Secara hukum aborsi di Indonesia telah diatur dalam pasal Pasal 346 KUHP yang saat tulisan ini diterbitkan masih berlaku, dan Pasal 463 UU 1/2023 tentang KUHP baru yang berlaku 3 tahun sejak tanggal diundangkan, yaitu tahun 2026. berbunyi sebagai berikut:
- Setiap perempuan yang melakukan aborsi, dipidana dengan pidana penjara paling lama 4 tahun.
- Ketentuan sebagaimana dimaksud pada ayat (1) tidak berlaku dalam hal perempuan merupakan Korban Tindak Pidana perkosaan atau Tindak Pidana kekerasan seksual lain yang menyebabkan kehamilan yang umur kehamilannya tidak melebihi 14 minggu atau memiliki indikasi kedaruratan medis.
Selain diatur dalam KUHP dan UU 1/2023, larangan aborsi secara spesifik diatur dalam Pasal 60 UU Kesehatan sebagai berikut:
- Setiap Orang dilarang melakukan aborsi, kecuali dengan kriteria yang diperbolehkan sesuai dengan ketentuan dalam kitab undang-undang hukum pidana.

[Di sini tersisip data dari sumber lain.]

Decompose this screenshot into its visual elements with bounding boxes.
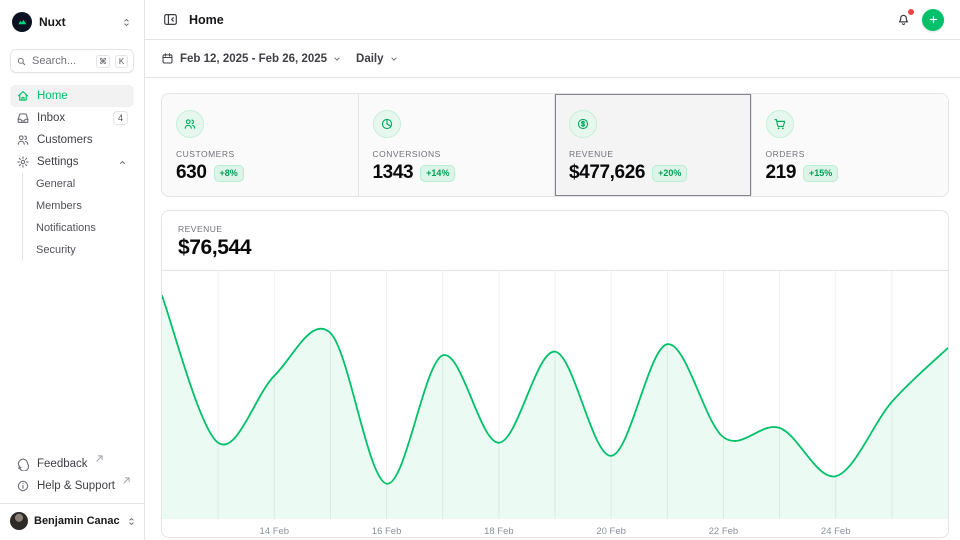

- Pelaksanaan aborsi dengan kriteria yang diperbolehkan sebagaimana dimaksud pada ayat (1) hanya dapat dilakukan:
- oleh Tenaga Medis dan dibantu Tenaga Kesehatan yang memiliki kompetensi dan kewenangan;
- pada Fasilitas Pelayanan Kesehatan yang memenuhi syarat yang ditetapkan oleh Menteri; dan
- dengan persetujuan perempuan hamil yang bersangkutan dan dengan persetujuan suami, kecuali korban perkosaan.
Berdasarkan bunyi Pasal 60 UU Kesehatan di atas, dapat disimpulkan bahwa korban perkosaan merupakan pengecualian dari larangan aborsi.

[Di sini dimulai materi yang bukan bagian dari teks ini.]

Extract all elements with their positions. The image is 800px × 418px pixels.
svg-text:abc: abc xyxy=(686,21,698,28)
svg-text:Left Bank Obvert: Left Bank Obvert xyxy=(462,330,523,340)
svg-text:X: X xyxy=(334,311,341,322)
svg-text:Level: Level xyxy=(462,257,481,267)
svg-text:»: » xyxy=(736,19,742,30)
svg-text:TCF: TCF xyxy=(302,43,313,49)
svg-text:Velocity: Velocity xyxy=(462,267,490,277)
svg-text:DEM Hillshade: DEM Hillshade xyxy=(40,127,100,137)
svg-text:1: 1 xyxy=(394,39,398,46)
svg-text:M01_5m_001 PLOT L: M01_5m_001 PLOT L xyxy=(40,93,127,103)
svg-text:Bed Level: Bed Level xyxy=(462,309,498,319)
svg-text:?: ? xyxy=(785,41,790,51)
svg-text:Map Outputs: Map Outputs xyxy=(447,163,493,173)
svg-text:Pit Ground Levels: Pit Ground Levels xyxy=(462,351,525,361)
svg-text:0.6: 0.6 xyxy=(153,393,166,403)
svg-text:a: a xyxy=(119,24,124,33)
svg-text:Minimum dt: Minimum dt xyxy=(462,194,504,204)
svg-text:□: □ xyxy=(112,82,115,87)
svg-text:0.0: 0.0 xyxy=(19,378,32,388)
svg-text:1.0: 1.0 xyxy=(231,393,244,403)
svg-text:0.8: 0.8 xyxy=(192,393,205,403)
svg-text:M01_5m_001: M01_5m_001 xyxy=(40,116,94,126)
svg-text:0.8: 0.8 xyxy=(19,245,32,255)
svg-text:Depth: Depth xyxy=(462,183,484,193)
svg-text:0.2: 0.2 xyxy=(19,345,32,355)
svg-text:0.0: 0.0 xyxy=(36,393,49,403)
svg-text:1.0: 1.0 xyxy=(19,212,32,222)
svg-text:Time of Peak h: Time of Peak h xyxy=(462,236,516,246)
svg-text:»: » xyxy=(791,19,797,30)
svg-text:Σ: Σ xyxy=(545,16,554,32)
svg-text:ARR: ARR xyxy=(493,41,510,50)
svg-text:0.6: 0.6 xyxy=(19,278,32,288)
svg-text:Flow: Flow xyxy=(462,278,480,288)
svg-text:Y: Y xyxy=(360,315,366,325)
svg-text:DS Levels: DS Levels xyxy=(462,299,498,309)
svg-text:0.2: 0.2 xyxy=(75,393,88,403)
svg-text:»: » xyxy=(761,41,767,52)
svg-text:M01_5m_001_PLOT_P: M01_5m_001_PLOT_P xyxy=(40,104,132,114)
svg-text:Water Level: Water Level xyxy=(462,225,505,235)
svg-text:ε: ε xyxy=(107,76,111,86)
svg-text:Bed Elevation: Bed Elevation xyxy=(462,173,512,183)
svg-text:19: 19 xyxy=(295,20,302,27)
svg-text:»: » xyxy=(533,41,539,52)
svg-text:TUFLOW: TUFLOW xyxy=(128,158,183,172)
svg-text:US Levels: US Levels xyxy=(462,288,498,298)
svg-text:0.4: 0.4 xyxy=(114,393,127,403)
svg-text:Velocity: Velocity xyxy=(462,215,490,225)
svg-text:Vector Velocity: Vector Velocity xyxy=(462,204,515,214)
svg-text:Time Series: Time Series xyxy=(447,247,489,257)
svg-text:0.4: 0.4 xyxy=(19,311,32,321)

Lalu, menurut Pasal 427 UU Kesehatan, setiap perempuan yang melakukan aborsi tidak sesuai dengan kriteria yang dikecualikan sebagaimana dimaksud dalam Pasal 60 UU Kesehatan, dipidana penjara maksimal 4 tahun.
Adapun menurut Pasal 428 UU Kesehatan, setiap orang yang melakukan aborsi tidak sesuai dengan ketentuan sebagaimana dimaksud dalam Pasal 60 UU Kesehatan terhadap seorang perempuan:
- dengan persetujuan perempuan tersebut dipidana penjara paling lama 5 tahun; atau
- tanpa persetujuan perempuan tersebut dipidana penjara paling lama 12 tahun.
Selanjutnya, sebagaimana dijelaskan dalam Ketentuan Aborsi bagi Korban Pemerkosaan, UU Kesehatan adalah sebuah aturan khusus yang mengatur tentang perbuatan atau tindakan aborsi berdasarkan asas lex specialis derogat legi generalis sebagaimana diatur dalam Pasal 63 ayat (2) KUHP atau Pasal 125 ayat (2) UU 1/2023. Selain itu, berlaku juga asas lex posterior derogat legi priori dimana UU Kesehatan adalah peraturan baru, sehingga mengesampingkan KUHP sebagai peraturan yang lama.
Oleh karena itu, ketentuan Pasal 346 KUHP yang mengatur tentang tindakan aborsi sudah semestinya dikesampingkan karena telah ada aturan khusus dan terbaru yaitu UU Kesehatan yang mengatur hal tersebut.